Commit: For the majority of my life, I was afraid of working on myself (post here) and that fear kept me from acting. I ignored my problems because I didn’t want to, or know how to, make a change. Turns out problems don’t just disappear. It takes time, energy, and will-power to address them. Tackling an over-active mind is no different. The first step has to be committing to put in the work, or anything else you do will be short lived.

Give Your Demons a Voice: Growing up, most men I knew didn’t speak about their feelings. I followed suite. Without air, those feelings festered and became demons in the form of resentment, jealousy, and insecurity. The simple trick that helped me quiet my demons was to give them a voice. I did this by journaling, allowing my demons to vent on my terms. Over time, these journal entries became ‘data’ that helped me determine which demons were causing the most damage.

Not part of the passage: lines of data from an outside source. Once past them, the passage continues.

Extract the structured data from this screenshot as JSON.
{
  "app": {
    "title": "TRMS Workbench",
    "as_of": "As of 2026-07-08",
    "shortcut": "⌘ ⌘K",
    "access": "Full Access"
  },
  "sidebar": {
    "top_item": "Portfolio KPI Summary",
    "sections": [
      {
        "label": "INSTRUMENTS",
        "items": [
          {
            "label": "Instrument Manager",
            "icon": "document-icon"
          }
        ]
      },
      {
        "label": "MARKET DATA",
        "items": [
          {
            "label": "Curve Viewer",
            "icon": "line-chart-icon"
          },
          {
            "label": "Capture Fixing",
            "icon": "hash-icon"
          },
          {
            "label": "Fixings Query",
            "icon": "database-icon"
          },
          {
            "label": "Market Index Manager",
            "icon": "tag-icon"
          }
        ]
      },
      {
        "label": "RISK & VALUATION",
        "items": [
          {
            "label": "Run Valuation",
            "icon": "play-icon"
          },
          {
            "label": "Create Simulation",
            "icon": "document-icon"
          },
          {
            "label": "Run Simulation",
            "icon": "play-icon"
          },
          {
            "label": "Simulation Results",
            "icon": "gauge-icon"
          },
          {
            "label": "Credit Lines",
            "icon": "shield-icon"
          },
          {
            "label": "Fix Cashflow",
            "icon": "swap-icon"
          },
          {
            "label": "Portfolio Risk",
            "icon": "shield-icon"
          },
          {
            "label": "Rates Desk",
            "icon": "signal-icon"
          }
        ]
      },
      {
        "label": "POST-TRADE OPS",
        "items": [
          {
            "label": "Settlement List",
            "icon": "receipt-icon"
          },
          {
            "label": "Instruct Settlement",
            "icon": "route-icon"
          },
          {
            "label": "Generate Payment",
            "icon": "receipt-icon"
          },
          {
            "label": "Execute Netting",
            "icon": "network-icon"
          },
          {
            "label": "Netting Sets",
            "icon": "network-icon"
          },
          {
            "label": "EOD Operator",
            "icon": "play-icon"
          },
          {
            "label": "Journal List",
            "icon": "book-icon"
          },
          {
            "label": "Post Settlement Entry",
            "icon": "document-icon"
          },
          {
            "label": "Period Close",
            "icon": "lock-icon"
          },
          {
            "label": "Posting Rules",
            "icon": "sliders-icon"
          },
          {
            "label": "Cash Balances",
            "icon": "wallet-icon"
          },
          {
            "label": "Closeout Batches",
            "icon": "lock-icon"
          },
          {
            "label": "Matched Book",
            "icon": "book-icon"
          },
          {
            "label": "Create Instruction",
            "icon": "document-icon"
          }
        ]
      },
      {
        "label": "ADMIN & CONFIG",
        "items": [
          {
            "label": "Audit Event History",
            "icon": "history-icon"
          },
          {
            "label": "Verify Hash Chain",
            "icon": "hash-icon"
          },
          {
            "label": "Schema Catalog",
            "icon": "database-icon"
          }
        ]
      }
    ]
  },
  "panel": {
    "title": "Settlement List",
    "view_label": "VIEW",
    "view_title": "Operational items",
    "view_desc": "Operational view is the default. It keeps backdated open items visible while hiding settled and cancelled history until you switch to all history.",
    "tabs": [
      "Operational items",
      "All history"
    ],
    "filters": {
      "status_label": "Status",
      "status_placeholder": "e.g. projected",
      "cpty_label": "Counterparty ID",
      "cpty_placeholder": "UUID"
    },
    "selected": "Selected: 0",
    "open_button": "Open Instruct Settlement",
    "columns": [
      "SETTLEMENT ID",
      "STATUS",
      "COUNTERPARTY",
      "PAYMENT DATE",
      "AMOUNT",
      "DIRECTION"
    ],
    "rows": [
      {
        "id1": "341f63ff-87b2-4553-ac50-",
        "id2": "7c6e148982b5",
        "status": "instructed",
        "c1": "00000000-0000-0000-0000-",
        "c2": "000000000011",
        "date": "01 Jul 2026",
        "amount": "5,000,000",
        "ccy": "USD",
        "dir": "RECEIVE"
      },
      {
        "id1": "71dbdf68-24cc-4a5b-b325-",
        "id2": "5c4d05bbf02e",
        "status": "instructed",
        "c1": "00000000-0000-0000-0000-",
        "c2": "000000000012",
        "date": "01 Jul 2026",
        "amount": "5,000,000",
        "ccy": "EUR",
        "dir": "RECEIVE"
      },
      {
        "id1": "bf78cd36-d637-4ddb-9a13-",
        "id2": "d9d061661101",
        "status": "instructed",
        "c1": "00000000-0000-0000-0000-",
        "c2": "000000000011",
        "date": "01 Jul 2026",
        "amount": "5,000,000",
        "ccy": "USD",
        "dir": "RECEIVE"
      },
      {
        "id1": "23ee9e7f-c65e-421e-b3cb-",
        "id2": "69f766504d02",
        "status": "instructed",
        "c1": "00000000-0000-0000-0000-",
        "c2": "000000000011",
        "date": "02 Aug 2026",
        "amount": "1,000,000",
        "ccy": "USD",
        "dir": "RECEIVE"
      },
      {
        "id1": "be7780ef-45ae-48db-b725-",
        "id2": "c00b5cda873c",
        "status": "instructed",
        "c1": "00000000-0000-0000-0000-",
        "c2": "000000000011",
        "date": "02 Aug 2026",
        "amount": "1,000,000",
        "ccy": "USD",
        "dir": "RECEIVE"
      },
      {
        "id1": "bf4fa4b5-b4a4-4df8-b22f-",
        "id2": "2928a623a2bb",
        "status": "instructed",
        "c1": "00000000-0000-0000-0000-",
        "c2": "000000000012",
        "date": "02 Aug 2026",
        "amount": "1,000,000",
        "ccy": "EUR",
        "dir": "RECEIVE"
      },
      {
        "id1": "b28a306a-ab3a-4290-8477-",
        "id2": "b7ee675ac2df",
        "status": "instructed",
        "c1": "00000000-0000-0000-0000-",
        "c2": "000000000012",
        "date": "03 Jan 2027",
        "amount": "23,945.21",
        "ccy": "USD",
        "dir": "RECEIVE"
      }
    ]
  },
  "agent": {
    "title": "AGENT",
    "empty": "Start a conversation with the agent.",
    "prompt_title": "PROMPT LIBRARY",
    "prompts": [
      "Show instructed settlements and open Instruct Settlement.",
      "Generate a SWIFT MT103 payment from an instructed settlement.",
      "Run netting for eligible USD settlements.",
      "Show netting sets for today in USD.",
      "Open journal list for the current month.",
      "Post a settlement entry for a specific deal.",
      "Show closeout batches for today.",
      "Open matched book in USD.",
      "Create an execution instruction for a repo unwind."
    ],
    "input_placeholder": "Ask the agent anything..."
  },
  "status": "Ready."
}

Make Time to Think: Most of us feel like there isn’t enough time in the day. Our schedules are over-booked and each spare minute is filled with newsfeeds and updates. Thinking is becoming a lost art. All that noise keeps us from hearing the one voice that matters most, our inner genius. And it only speaks up when we give it space. The practice that works best for is a brief morning meditation. Random thoughts may enter my brain, but giving them my attention is a choice. Meditation taught me how to ignore fleeting thoughts and dive deep into the ones that keep showing up. It gives me space to listen to my gut. It helps me hear my inner genius.

These ideas are nothing new, but they’ve made a huge difference in my life. I am better at managing my stress, have gained clarity on what’s important to me, and spend more time/energy/attention focusing on things that matter. If you overanalyze every situation or struggle to quiet your brain, consider giving them a try. Who knows, they may work for you too!

Tips

  • If you are new to journaling, don’t over-complicate it. Just write, write, and keep writing. You’ll be surprised what shows up. If you find yourself getting stuck too often, check out The Most Dangerous Writing App
  • If you’ve never meditated, TRY IT! Insight timer and headspace (both in my resources section) are great places to get started.